Objectway’s business development director Nicola Pepè joined Zurich Bank COO Omar Campana to discuss scalable innovation in the context of an advisory business. Pepè framed a shift from product-led to service-centric wealth management, where value comes from orchestrating advice, data, and client insight around three pillars – network, proposition, and platform. Campana illustrated this through Zurich’s data-driven, platform-based model – combining advisory networks, advanced analytics, and personalised services – arguing that technology enabling advisers to deliver differentiated value as the business continues to evolve.
Scaling operational efficiency
In a keynote, Celent’s Head of Wealth Management Ashley Longabaugh argued that front office innovation can only travel as far as the operating model beneath it allows. New products, digital onboarding, market expansion, and personalised service all depend on processes that can cope with volume, exceptions and regulation. In that sense, operations are where strategy either becomes reality or stalls.
In a panel on scaling though consolidation, Gianbattista Geroldi, CEO Italy for Objectway, and Andrea Cattaneo of BNP Paribas highlighted the “operational efficiency paradox” of balancing standardisation with customisation, and the role of partnership in building scalable platforms.
Consolidation requires standardised platforms, unified data models, and embedded governance to reduce complexity, said Objectway’s Karl im Brahm. ABN AMRO’s Eric Van Der Deijl illustrated this by describing a multi-year integration across Germany and Luxembourg –phased migration, gap analysis, and platform alignment – framing scalability as a continuous transformation balancing growth, regulation, and operational resilience.
Deloitte partner Manuel Pincetti warned against treating transformation as a technology project owned solely by IT. Successful change, he argued, requires business sponsorship, redesign of end-to-end processes, and structured change management from the outset rather than at go-live. Simply replacing systems without rethinking workflows risks moving cost rather than removing it.
A route through complexity
Geroldi introduced a client case study of the company’s multi-entity partnership with Credit Agricole, with a panel drawn from different parts of the group’s global structure: Giorgio Solcia from asset servicing and global custody arm CACEIS, with which Objectway works on transfer agency and investment compliance; Lara Boccotti from Italian investment management arm Amundi SGR, with which it works on discretionary portfolio management, and Simona Feudatari from its wealth management brand Indosuez, with which it works on the specific challenge of fitting Italian regulatory requirements onto a global operating model.
Together, they illustrated how technology partnerships can evolve from vendor relationships into strategic, service-oriented ecosystems spanning operational integration, regulatory complexity, client personalisation, and innovation in digital assets, tokenisation, and AI.
In a closing panel chaired by Pincetti, participants from KBC Securities Services, BNY Pershing, and vdk Bank framed scalability as an ecosystem challenge requiring coordinated partnerships across banks, platforms, and infrastructure providers. Trust, governance, and clear accountability emerged as the critical success factors, alongside modular architectures and real-time data integration.

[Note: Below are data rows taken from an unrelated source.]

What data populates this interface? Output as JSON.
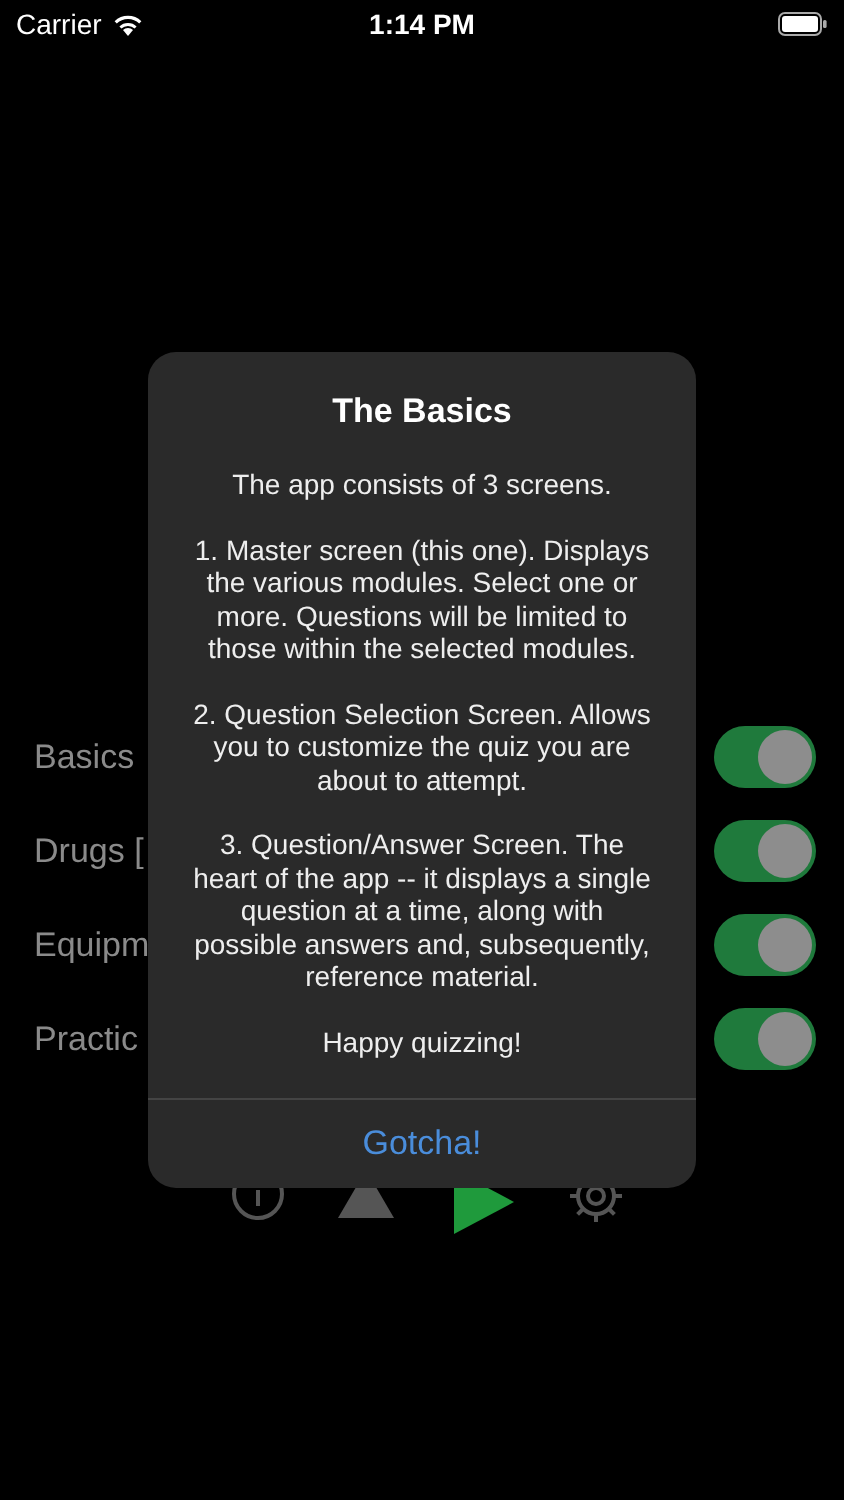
{
  "status_bar": {
    "carrier": "Carrier",
    "time": "1:14 PM"
  },
  "modules": [
    {
      "label": "Basics",
      "on": true
    },
    {
      "label": "Drugs [",
      "on": true
    },
    {
      "label": "Equipm",
      "on": true
    },
    {
      "label": "Practic",
      "on": true
    }
  ],
  "toolbar": [
    {
      "kind": "info"
    },
    {
      "kind": "triangle"
    },
    {
      "kind": "play"
    },
    {
      "kind": "settings"
    }
  ],
  "alert": {
    "title": "The Basics",
    "paragraphs": [
      "The app consists of 3 screens.",
      "1. Master screen (this one). Displays the various modules. Select one or more. Questions will be limited to those within the selected modules.",
      "2. Question Selection Screen. Allows you to customize the quiz you are about to attempt.",
      "3. Question/Answer Screen. The heart of the app -- it displays a single question at a time, along with possible answers and, subsequently, reference material.",
      "Happy quizzing!"
    ],
    "button": "Gotcha!"
  }
}
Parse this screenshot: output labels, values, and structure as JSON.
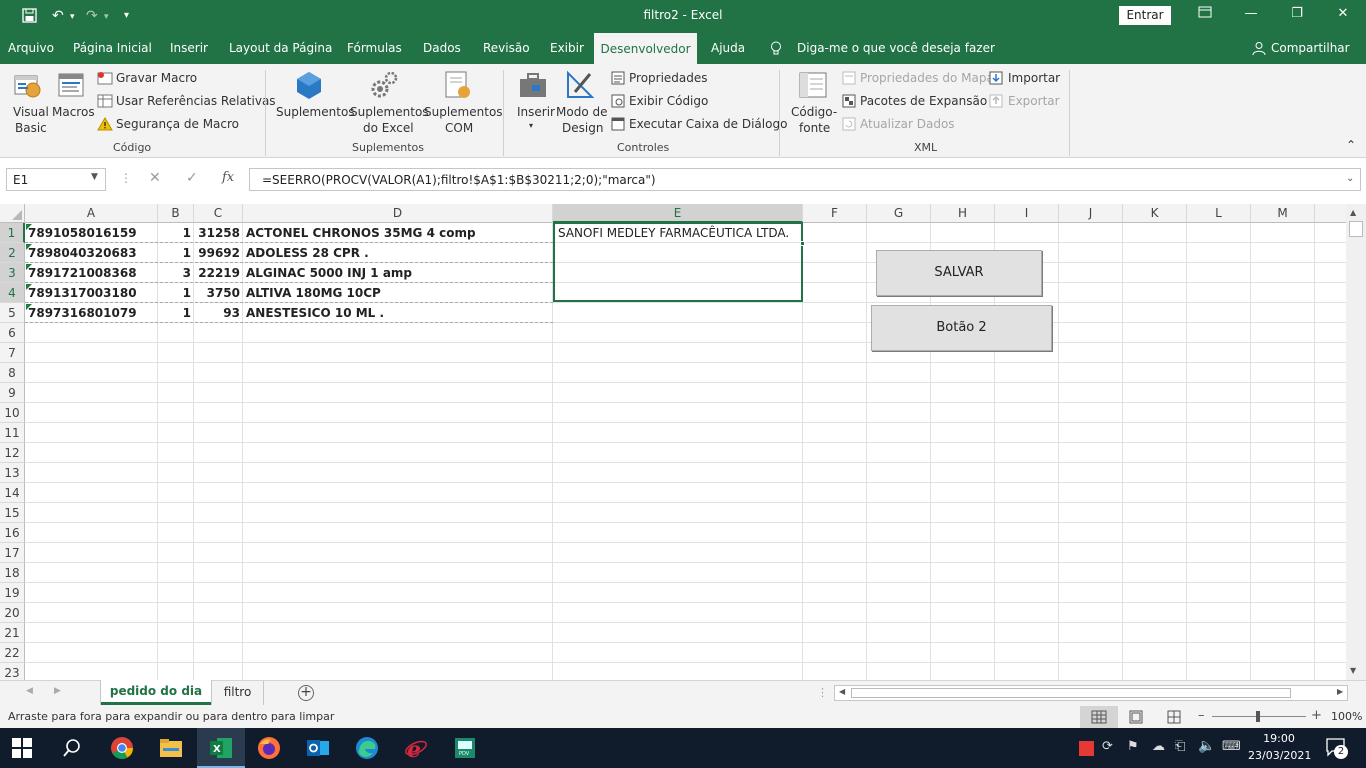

Transformation is an ongoing journey, Glyptis said as she closed the event, with partnership acting as the “golden thread” linking innovation, scalability, and long-term competitive advantage. The industry has spent years generating innovation. What it now needs – urgently, and with far more discipline than it has applied to the generation of ideas – is the ability to make that innovation stick, scale, and pay.